¿Qué leen los niños?

Al niño del apartamento de arriba le trajeron un tablet de Miami. Había que ver lo contento que andaba con su aparato para arriba y para abajo. Me lo mostró, orgulloso:

—Sirve como celular, pero yo no tengo cuenta. Puedo ver películas, escuchar música, hacer fotos y tiene también un montón de jueguitos de computadora…

—Vaya, un “todo en uno”, ya no te vas a aburrir. Además, ahí también puedes leer libros.

—¿Libros? —me miró como si le hablara en chino.

—Sí, libros. Libros digitales. Los puedes poner ahí y hasta puedes hacer como si pasaras las páginas.

—¡Na! Eso sí que es aburrido…

—¿Te parece que leer un libro es aburrido? ¿Tú nunca lees libros?

—Los de la escuela nada más, y porque la maestra me obliga.

—Pero mira —intento sensibilizarlo—, leer un libro también puede ser muy divertido.

—¿Más divertido que un jueguito de matar extraterrestres? ¡Lo dudo!

Y se fue con su tableta a otra parte.

***

Yo aprendí a leer muy rápido y muy pronto descubrí el placer de la lectura. No puedo recordar mi primer libro, porque desde que tengo uso de razón siempre he tenido libros cerca. Estando todavía en primaria, me comenzaron a aburrir los libritos que tenían más dibujos que texto. Mi padre me dijo: es hora de que comiences a leer novelas.
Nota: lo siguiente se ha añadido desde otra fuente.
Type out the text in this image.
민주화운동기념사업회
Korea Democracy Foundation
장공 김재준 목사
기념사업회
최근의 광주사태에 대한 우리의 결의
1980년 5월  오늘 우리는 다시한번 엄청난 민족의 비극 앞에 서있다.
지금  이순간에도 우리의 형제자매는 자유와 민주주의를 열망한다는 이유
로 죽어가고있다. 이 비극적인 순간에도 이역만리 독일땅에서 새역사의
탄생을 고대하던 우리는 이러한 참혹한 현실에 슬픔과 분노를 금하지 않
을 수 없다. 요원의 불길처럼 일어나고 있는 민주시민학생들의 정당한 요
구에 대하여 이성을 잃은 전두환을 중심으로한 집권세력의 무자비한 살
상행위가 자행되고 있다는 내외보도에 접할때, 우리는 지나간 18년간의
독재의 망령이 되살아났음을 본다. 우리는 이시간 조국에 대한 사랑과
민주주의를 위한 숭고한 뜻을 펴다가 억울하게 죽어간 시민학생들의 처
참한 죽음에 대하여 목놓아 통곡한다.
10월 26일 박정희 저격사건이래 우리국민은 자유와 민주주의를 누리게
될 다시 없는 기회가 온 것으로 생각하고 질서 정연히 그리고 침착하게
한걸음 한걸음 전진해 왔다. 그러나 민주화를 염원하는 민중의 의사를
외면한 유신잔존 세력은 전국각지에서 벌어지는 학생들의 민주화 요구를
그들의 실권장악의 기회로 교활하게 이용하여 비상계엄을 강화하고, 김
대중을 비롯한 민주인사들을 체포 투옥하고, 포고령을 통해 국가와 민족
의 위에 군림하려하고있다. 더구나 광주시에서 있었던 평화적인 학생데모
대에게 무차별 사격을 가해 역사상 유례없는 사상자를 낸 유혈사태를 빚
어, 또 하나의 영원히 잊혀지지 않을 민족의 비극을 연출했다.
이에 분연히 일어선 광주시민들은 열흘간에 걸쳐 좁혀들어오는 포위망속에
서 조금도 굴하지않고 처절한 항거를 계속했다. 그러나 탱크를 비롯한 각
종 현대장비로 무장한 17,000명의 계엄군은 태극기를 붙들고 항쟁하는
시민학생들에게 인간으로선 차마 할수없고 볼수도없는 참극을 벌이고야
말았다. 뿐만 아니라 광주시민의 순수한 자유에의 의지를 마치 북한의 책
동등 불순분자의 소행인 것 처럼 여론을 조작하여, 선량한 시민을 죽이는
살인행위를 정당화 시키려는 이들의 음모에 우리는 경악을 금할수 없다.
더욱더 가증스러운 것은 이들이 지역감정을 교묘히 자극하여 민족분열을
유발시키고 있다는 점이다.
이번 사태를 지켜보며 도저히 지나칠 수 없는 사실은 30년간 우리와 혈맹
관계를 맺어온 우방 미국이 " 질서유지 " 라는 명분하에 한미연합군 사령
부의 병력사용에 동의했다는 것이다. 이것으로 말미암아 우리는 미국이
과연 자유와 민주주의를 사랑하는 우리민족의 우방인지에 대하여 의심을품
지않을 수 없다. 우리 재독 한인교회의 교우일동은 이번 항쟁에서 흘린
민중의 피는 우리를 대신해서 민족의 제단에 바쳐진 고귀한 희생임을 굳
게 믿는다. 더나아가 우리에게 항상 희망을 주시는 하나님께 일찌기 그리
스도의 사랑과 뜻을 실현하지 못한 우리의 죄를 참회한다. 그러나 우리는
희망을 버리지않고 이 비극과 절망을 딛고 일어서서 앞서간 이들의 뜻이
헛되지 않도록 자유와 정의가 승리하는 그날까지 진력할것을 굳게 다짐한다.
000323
Sí recuerdo perfectamente una de las primeras novelas más o menos largas que leí de arriba abajo: El maravilloso viaje de Nils Holgersson a través de Suecia, de Selma Lagerlöf. Me apasionó, pasaba horas enteras disfrutando las peripecias de un niño diminuto y malcriado que viajaba sobre un pato de granja. Lo mejor era después: el juego de la imaginación. Soñaba que yo era Nils y que viajaba Cuba entera sobre una gallina de la finca de mis abuelos.

En definitiva, devoré el libro en poco más de un fin de semana. Y a lo largo de mi infancia regresé a sus páginas más de una vez. Tengo una lista considerable de libros entrañables de mis primeros años: Pippa Mediaslargas, Las aventuras de Huckleberry Finn, Los tres gordinflones, Cuando era pequeño tu papá, La edad de oro, Miguel Strogoff, Los tres mosqueteros, Viaje al centro de la tierra

A veces ponían en la televisión series infantiles que versionaban esas historias y yo me vanagloriaba ante mis compañeros de clase de ya saber el final de cada personaje.

Hubo una época, incluso, en que dejé de salir a jugar al parque porque prefería quedarme en mi cuarto leyendo. Mi mamá decidió imponer el equilibrio: casi me obligaba a salir a mataperrear. Pero incluso, algunos de los juegos con los niños del barrio terminaban por ser extensiones de las historias que leía.

Mi mayoría de edad como lector llegó el día en que, para mi asombro, leí una novela en un solo día. Fue Las últimas aventuras de Sandokan. Yo estaba en séptimo grado. Mi padre estaba muy orgulloso. Me puso en las manos un ejemplar de Entre naranjos, de Vicente Blasco Ibáñez y me dijo: ya estás listo para las grandes ligas.

***

Me he propuesto que mis sobrinos, que todavía tiene cuatro y dos años respectivamente, lleguen a ser lectores asiduos. Sé que lo tengo difícil, primero porque son hiperactivos y segundo porque la competencia de otros entretenimientos más llamativos es fuerte y omnipresente.

Me queda la tranquilidad de que Nadia, la mayor, es muy curiosa y que tiene una muy particular sensibilidad. Con Cristian, el más pequeño, tendré que ensayar alguna estrategia desde temprano. El caso es que no quiero que se pierdan una de las más enriquecedoras experiencias de la vida.

Mi hermano, de niño, era como mi vecinito del piso de arriba: solo abría, y de mala gana, los libros de texto. Mientras yo leía subido arriba de la mata de mamey, en casa de nuestros abuelos, él estaba unas ramas más arriba, poniéndoles trampas a los pajaritos.

Ya siendo estudiante del politécnico, un día de lluvia, comenzó a leer por puro aburrimiento una novela de Julio Verne. No pudo dejarla hasta el final. Ahora se lamenta de todo el tiempo que perdió. El mismo que están desaprovechando, ahora mismo, tantos niños por ahí.